The number of cows is given by
[tex]14\cdot 2^{\frac{y}{5}}[/tex]
So, after [tex]k[/tex] years, the number of cows will be
[tex]14\cdot 2^{\frac{y+k}{5}}[/tex]
We want this number to be twice as much as the original:
[tex]14\cdot 2^{\frac{y+k}{5}} = 2(14\cdot 2^{\frac{y}{5}})[/tex]
First of all, we can cancel 14 from both sides:
[tex]2^{\frac{y+k}{5}} = 2\cdot 2^{\frac{y}{5}}[/tex]
Finally, on the right hand side, we can use the exponent rule
[tex]a^b\cdot a^c=a^{b+c}[/tex]
to get
[tex]2^{\frac{y+k}{5}} = 2^{\frac{y}{5}+1}[/tex]

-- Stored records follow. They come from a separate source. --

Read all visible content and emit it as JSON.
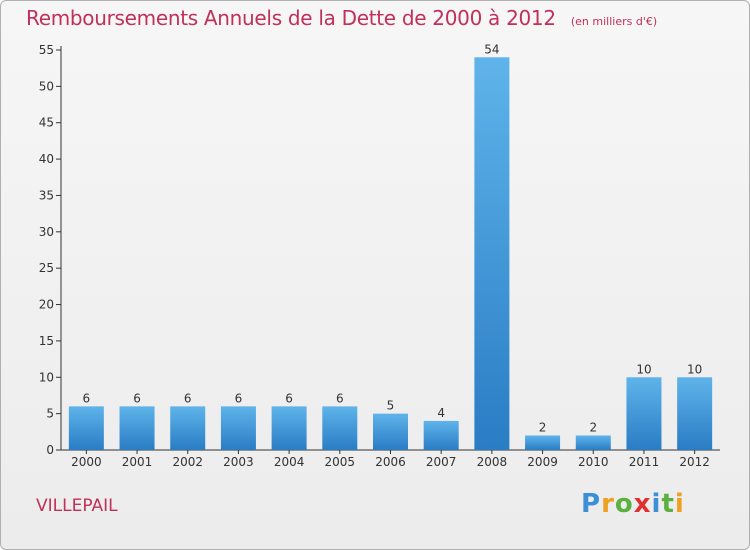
{
  "chart_data": {
    "type": "bar",
    "title": "Remboursements Annuels de la Dette de 2000 à 2012",
    "unit": "(en milliers d'€)",
    "categories": [
      "2000",
      "2001",
      "2002",
      "2003",
      "2004",
      "2005",
      "2006",
      "2007",
      "2008",
      "2009",
      "2010",
      "2011",
      "2012"
    ],
    "values": [
      6,
      6,
      6,
      6,
      6,
      6,
      5,
      4,
      54,
      2,
      2,
      10,
      10
    ],
    "yticks": [
      0,
      5,
      10,
      15,
      20,
      25,
      30,
      35,
      40,
      45,
      50,
      55
    ],
    "ylim": [
      0,
      55
    ],
    "grid": false,
    "xlabel": "",
    "ylabel": ""
  },
  "commune": "VILLEPAIL",
  "logo": {
    "letters": [
      "P",
      "r",
      "o",
      "x",
      "i",
      "t",
      "i"
    ],
    "colors": [
      "#3a8fd6",
      "#f0a020",
      "#5cb040",
      "#e03030",
      "#3a8fd6",
      "#5cb040",
      "#f0a020"
    ]
  },
  "colors": {
    "bar_top": "#5fb4ea",
    "bar_bottom": "#2a7cc4",
    "text": "#c0305a",
    "axis": "#333333"
  }
}
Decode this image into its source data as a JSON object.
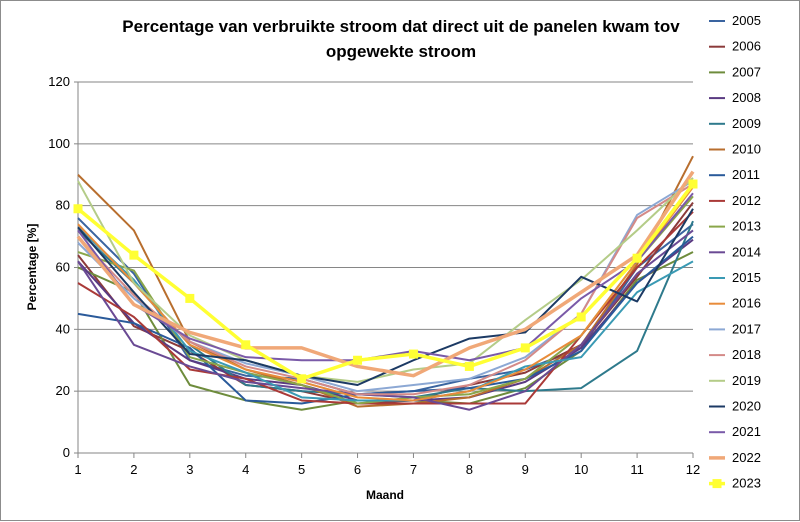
{
  "chart_data": {
    "type": "line",
    "title_line1": "Percentage van verbruikte stroom dat direct uit de panelen kwam tov",
    "title_line2": "opgewekte stroom",
    "xlabel": "Maand",
    "ylabel": "Percentage [%]",
    "x": [
      1,
      2,
      3,
      4,
      5,
      6,
      7,
      8,
      9,
      10,
      11,
      12
    ],
    "ylim": [
      0,
      120
    ],
    "yticks": [
      0,
      20,
      40,
      60,
      80,
      100,
      120
    ],
    "grid": true,
    "legend_position": "right",
    "series": [
      {
        "name": "2005",
        "color": "#3a64a0",
        "values": [
          76,
          58,
          30,
          25,
          24,
          19,
          20,
          24,
          27,
          34,
          60,
          74
        ]
      },
      {
        "name": "2006",
        "color": "#8b3a3a",
        "values": [
          64,
          41,
          33,
          22,
          20,
          16,
          17,
          22,
          26,
          35,
          57,
          81
        ]
      },
      {
        "name": "2007",
        "color": "#6e8c3c",
        "values": [
          60,
          52,
          22,
          17,
          14,
          17,
          17,
          16,
          21,
          33,
          56,
          65
        ]
      },
      {
        "name": "2008",
        "color": "#5a3a82",
        "values": [
          62,
          42,
          30,
          24,
          22,
          17,
          17,
          18,
          23,
          34,
          55,
          69
        ]
      },
      {
        "name": "2009",
        "color": "#2e7a8c",
        "values": [
          72,
          55,
          35,
          22,
          20,
          19,
          18,
          21,
          20,
          21,
          33,
          75
        ]
      },
      {
        "name": "2010",
        "color": "#b86e2e",
        "values": [
          90,
          72,
          36,
          27,
          22,
          15,
          16,
          18,
          24,
          35,
          61,
          96
        ]
      },
      {
        "name": "2011",
        "color": "#2a5a9a",
        "values": [
          45,
          42,
          34,
          17,
          16,
          19,
          20,
          21,
          24,
          33,
          55,
          70
        ]
      },
      {
        "name": "2012",
        "color": "#aa3a38",
        "values": [
          55,
          44,
          27,
          24,
          17,
          16,
          16,
          16,
          16,
          38,
          60,
          78
        ]
      },
      {
        "name": "2013",
        "color": "#8aa64a",
        "values": [
          65,
          59,
          31,
          26,
          22,
          16,
          18,
          19,
          24,
          38,
          62,
          83
        ]
      },
      {
        "name": "2014",
        "color": "#6a4a94",
        "values": [
          62,
          35,
          28,
          23,
          21,
          19,
          18,
          14,
          20,
          35,
          58,
          72
        ]
      },
      {
        "name": "2015",
        "color": "#3a9ab4",
        "values": [
          73,
          56,
          33,
          26,
          18,
          17,
          17,
          20,
          28,
          31,
          52,
          62
        ]
      },
      {
        "name": "2016",
        "color": "#e88c3a",
        "values": [
          74,
          55,
          35,
          27,
          23,
          18,
          17,
          20,
          27,
          38,
          62,
          86
        ]
      },
      {
        "name": "2017",
        "color": "#8ca8d4",
        "values": [
          68,
          50,
          36,
          29,
          25,
          20,
          22,
          24,
          31,
          45,
          77,
          88
        ]
      },
      {
        "name": "2018",
        "color": "#d48a88",
        "values": [
          70,
          51,
          36,
          28,
          24,
          19,
          19,
          22,
          30,
          45,
          76,
          87
        ]
      },
      {
        "name": "2019",
        "color": "#b4cc88",
        "values": [
          88,
          55,
          38,
          30,
          25,
          23,
          27,
          29,
          43,
          56,
          72,
          89
        ]
      },
      {
        "name": "2020",
        "color": "#1c3a64",
        "values": [
          73,
          52,
          32,
          30,
          25,
          22,
          30,
          37,
          39,
          57,
          49,
          79
        ]
      },
      {
        "name": "2021",
        "color": "#7a5aa8",
        "values": [
          72,
          48,
          37,
          31,
          30,
          30,
          33,
          30,
          34,
          50,
          62,
          84
        ]
      },
      {
        "name": "2022",
        "color": "#f0a878",
        "values": [
          70,
          48,
          39,
          34,
          34,
          28,
          25,
          34,
          40,
          52,
          64,
          91
        ]
      },
      {
        "name": "2023",
        "color": "#ffff33",
        "values": [
          79,
          64,
          50,
          35,
          24,
          30,
          32,
          28,
          34,
          44,
          63,
          87
        ]
      }
    ]
  }
}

To solve this equation, we must impose that the two exponents are the same:
[tex]\dfrac{y+k}{5} = \dfrac{y}{5}+1 \iff \dfrac{y+k}{5} = \dfrac{y+5}{5}[/tex]
And clearly this is true if and only if [tex]k=5[/tex]. So, it will take 5 years for the cow heard to double in number.
You can do the exact same steps to find the doubling time for the sheeps.